Un article récemment publié dans le Bulletin du Cancer fait le  point sur l’organisation des Car T cells en France. Deux auteurs impliqués dans la recherche clinique sur les médicaments de thérapie innovante (MTI), le Pr Chabannon de Marseille et le Pr Larghero de Paris, présentent la situation française actuelle.

Les CAR-T Cells sont des lymphocytes T génétiquement modifiés pour exprimer un récepteur chimérique à l’antigène (« chimeric antigen receptor » ou CAR). Leur intérêt a été montré dans le cas des hémopathies lymphoïdes B de  haut grade ou à un stade avancé aux Etats Unis, il y a quelques années, et son utilisation en France est en  train de se mettre en place, avec la nécessité de se fondre dans la réglementation européenne. Ces produits rentrent dans la catégorie des médicaments de thérapie innovante (MTI).

Ainsi le distinguo  est fait entre :

  • Les CAR T cells industriels, comme ceux ayant eu récemment une autorisation de mise sur le marché, à savoir Kymriah° (tisagenlecleucel) et Yescarta° (axicabtagene ciloleucel). Il s’agit de  Car t cells autologues c’est-à-dire dérivant du donneur ( nécessitant un prélèvement qui est aussi contrôlé en plus par la société, expédié vers un site centralisé de fabrication du médicament final (« central manufacturing organization » CMO), rarement en France. Le don est ensuite transformé et remis à disposition sous la forme d’une suspension cellulaire cryopréservée en poche ou en tube qu’il va falloir retourner  vers l’hopital ou il sera in fine administré.  La complexité de la problématique du stockage au sein d’installations de cryobiologie sécurisée dans les hopitaux est présentée, ainsi que la parfois nécessaire manipulation lors de la décongélation.

  • Les CAR T cells préparés sous le statut de MTI-PP ou de médicament expérimental, c’est-à-dire non manufacturés par un établissement pharmaceutique, mais par une structure hospitalière ou de l’EFS (dits « hospital exemption »).

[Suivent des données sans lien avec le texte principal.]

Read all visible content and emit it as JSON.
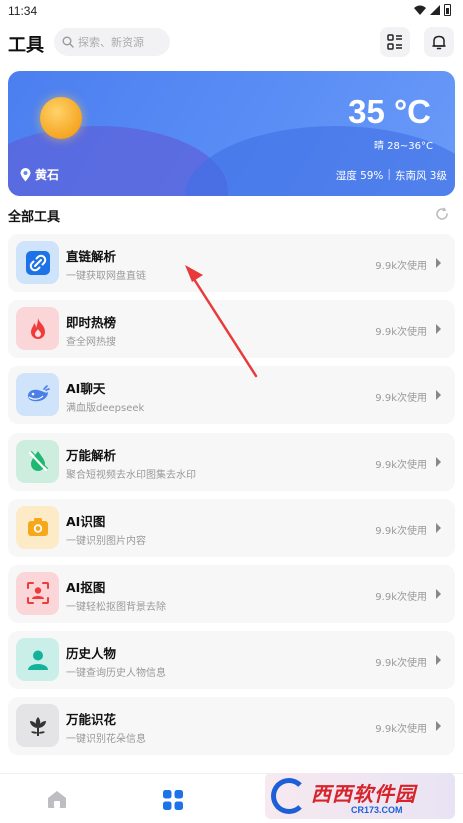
{
  "status_bar": {
    "time": "11:34"
  },
  "header": {
    "title": "工具",
    "search_placeholder": "探索、新资源"
  },
  "weather": {
    "temperature": "35 °C",
    "condition_range": "晴 28~36°C",
    "location": "黄石",
    "humidity": "湿度 59%",
    "divider": "|",
    "wind": "东南风 3级"
  },
  "section": {
    "title": "全部工具"
  },
  "tools": [
    {
      "name": "直链解析",
      "desc": "一键获取网盘直链",
      "usage": "9.9k次使用",
      "icon": "link-icon",
      "bg": "#cfe3fb",
      "fg": "#1e72e8"
    },
    {
      "name": "即时热榜",
      "desc": "查全网热搜",
      "usage": "9.9k次使用",
      "icon": "flame-icon",
      "bg": "#fbd6d8",
      "fg": "#ef3b3b"
    },
    {
      "name": "AI聊天",
      "desc": "满血版deepseek",
      "usage": "9.9k次使用",
      "icon": "whale-icon",
      "bg": "#cfe3fb",
      "fg": "#4a7fe8"
    },
    {
      "name": "万能解析",
      "desc": "聚合短视频去水印图集去水印",
      "usage": "9.9k次使用",
      "icon": "drop-icon",
      "bg": "#cdeede",
      "fg": "#1fb870"
    },
    {
      "name": "AI识图",
      "desc": "一键识别图片内容",
      "usage": "9.9k次使用",
      "icon": "camera-icon",
      "bg": "#fdebc8",
      "fg": "#f6a81c"
    },
    {
      "name": "AI抠图",
      "desc": "一键轻松抠图背景去除",
      "usage": "9.9k次使用",
      "icon": "face-scan-icon",
      "bg": "#fbd6d8",
      "fg": "#ef3b3b"
    },
    {
      "name": "历史人物",
      "desc": "一键查询历史人物信息",
      "usage": "9.9k次使用",
      "icon": "person-icon",
      "bg": "#c9efe8",
      "fg": "#14b29a"
    },
    {
      "name": "万能识花",
      "desc": "一键识别花朵信息",
      "usage": "9.9k次使用",
      "icon": "flower-icon",
      "bg": "#e4e4e6",
      "fg": "#333333"
    }
  ],
  "watermark": {
    "brand": "西西软件园",
    "domain": "CR173.COM"
  },
  "colors": {
    "accent": "#1e72e8",
    "card_bg": "#f7f7f8",
    "weather_bg": "#5a8df5"
  }
}
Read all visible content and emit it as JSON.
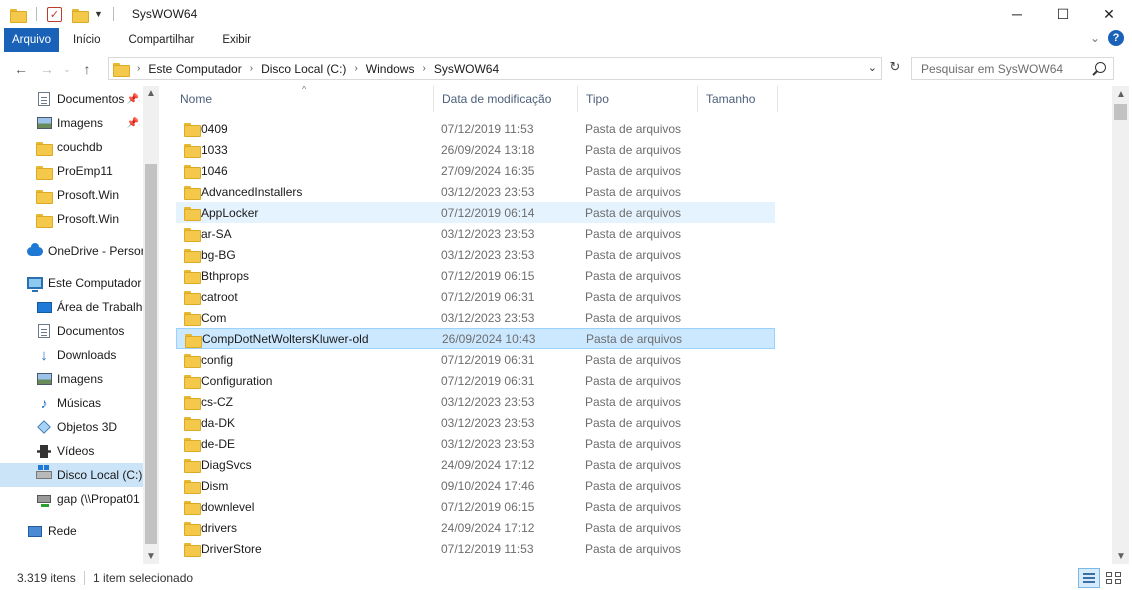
{
  "window": {
    "title": "SysWOW64",
    "controls": [
      "─",
      "☐",
      "✕"
    ]
  },
  "ribbon": {
    "tabs": [
      "Arquivo",
      "Início",
      "Compartilhar",
      "Exibir"
    ]
  },
  "address": {
    "crumbs": [
      "Este Computador",
      "Disco Local (C:)",
      "Windows",
      "SysWOW64"
    ]
  },
  "search": {
    "placeholder": "Pesquisar em SysWOW64"
  },
  "nav": {
    "items": [
      {
        "label": "Documentos",
        "icon": "document-icon",
        "pinned": true
      },
      {
        "label": "Imagens",
        "icon": "image-icon",
        "pinned": true
      },
      {
        "label": "couchdb",
        "icon": "folder-icon"
      },
      {
        "label": "ProEmp11",
        "icon": "folder-icon"
      },
      {
        "label": "Prosoft.Win",
        "icon": "folder-icon"
      },
      {
        "label": "Prosoft.Win",
        "icon": "folder-icon"
      },
      {
        "label": "OneDrive - Persor",
        "icon": "onedrive-icon"
      },
      {
        "label": "Este Computador",
        "icon": "computer-icon"
      },
      {
        "label": "Área de Trabalho",
        "icon": "desktop-icon"
      },
      {
        "label": "Documentos",
        "icon": "document-icon"
      },
      {
        "label": "Downloads",
        "icon": "download-icon"
      },
      {
        "label": "Imagens",
        "icon": "image-icon"
      },
      {
        "label": "Músicas",
        "icon": "music-icon"
      },
      {
        "label": "Objetos 3D",
        "icon": "objects3d-icon"
      },
      {
        "label": "Vídeos",
        "icon": "video-icon"
      },
      {
        "label": "Disco Local (C:)",
        "icon": "local-disk-icon",
        "selected": true
      },
      {
        "label": "gap (\\\\Propat01",
        "icon": "network-drive-icon"
      },
      {
        "label": "Rede",
        "icon": "network-icon"
      }
    ]
  },
  "columns": {
    "name": "Nome",
    "date": "Data de modificação",
    "type": "Tipo",
    "size": "Tamanho"
  },
  "files": [
    {
      "name": "0409",
      "date": "07/12/2019 11:53",
      "type": "Pasta de arquivos"
    },
    {
      "name": "1033",
      "date": "26/09/2024 13:18",
      "type": "Pasta de arquivos"
    },
    {
      "name": "1046",
      "date": "27/09/2024 16:35",
      "type": "Pasta de arquivos"
    },
    {
      "name": "AdvancedInstallers",
      "date": "03/12/2023 23:53",
      "type": "Pasta de arquivos"
    },
    {
      "name": "AppLocker",
      "date": "07/12/2019 06:14",
      "type": "Pasta de arquivos",
      "state": "hover"
    },
    {
      "name": "ar-SA",
      "date": "03/12/2023 23:53",
      "type": "Pasta de arquivos"
    },
    {
      "name": "bg-BG",
      "date": "03/12/2023 23:53",
      "type": "Pasta de arquivos"
    },
    {
      "name": "Bthprops",
      "date": "07/12/2019 06:15",
      "type": "Pasta de arquivos"
    },
    {
      "name": "catroot",
      "date": "07/12/2019 06:31",
      "type": "Pasta de arquivos"
    },
    {
      "name": "Com",
      "date": "03/12/2023 23:53",
      "type": "Pasta de arquivos"
    },
    {
      "name": "CompDotNetWoltersKluwer-old",
      "date": "26/09/2024 10:43",
      "type": "Pasta de arquivos",
      "state": "selected"
    },
    {
      "name": "config",
      "date": "07/12/2019 06:31",
      "type": "Pasta de arquivos"
    },
    {
      "name": "Configuration",
      "date": "07/12/2019 06:31",
      "type": "Pasta de arquivos"
    },
    {
      "name": "cs-CZ",
      "date": "03/12/2023 23:53",
      "type": "Pasta de arquivos"
    },
    {
      "name": "da-DK",
      "date": "03/12/2023 23:53",
      "type": "Pasta de arquivos"
    },
    {
      "name": "de-DE",
      "date": "03/12/2023 23:53",
      "type": "Pasta de arquivos"
    },
    {
      "name": "DiagSvcs",
      "date": "24/09/2024 17:12",
      "type": "Pasta de arquivos"
    },
    {
      "name": "Dism",
      "date": "09/10/2024 17:46",
      "type": "Pasta de arquivos"
    },
    {
      "name": "downlevel",
      "date": "07/12/2019 06:15",
      "type": "Pasta de arquivos"
    },
    {
      "name": "drivers",
      "date": "24/09/2024 17:12",
      "type": "Pasta de arquivos"
    },
    {
      "name": "DriverStore",
      "date": "07/12/2019 11:53",
      "type": "Pasta de arquivos"
    }
  ],
  "status": {
    "count": "3.319 itens",
    "selected": "1 item selecionado"
  }
}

Les couts importants  et les lacunes du financement de structures de production dans ce contexte de recherche clinique sont aussi présentées, ainsi que les perspectives de développement de CMO d’avantage locaux et susceptibles de répondre à des prestations à visée de recherche clinique de petite échelle,

Enfin les problématiques de financement, la nécessité d’une prise en charge de ces produits mais aussi de tous les coûts associés des séjours des patients sont présentées dans la conclusion ; les interfaces à développer entre industriels, hopitaux, acteurs de la recherche clinique, mais aussi autorités de tutelles se doivent encore d’être définis.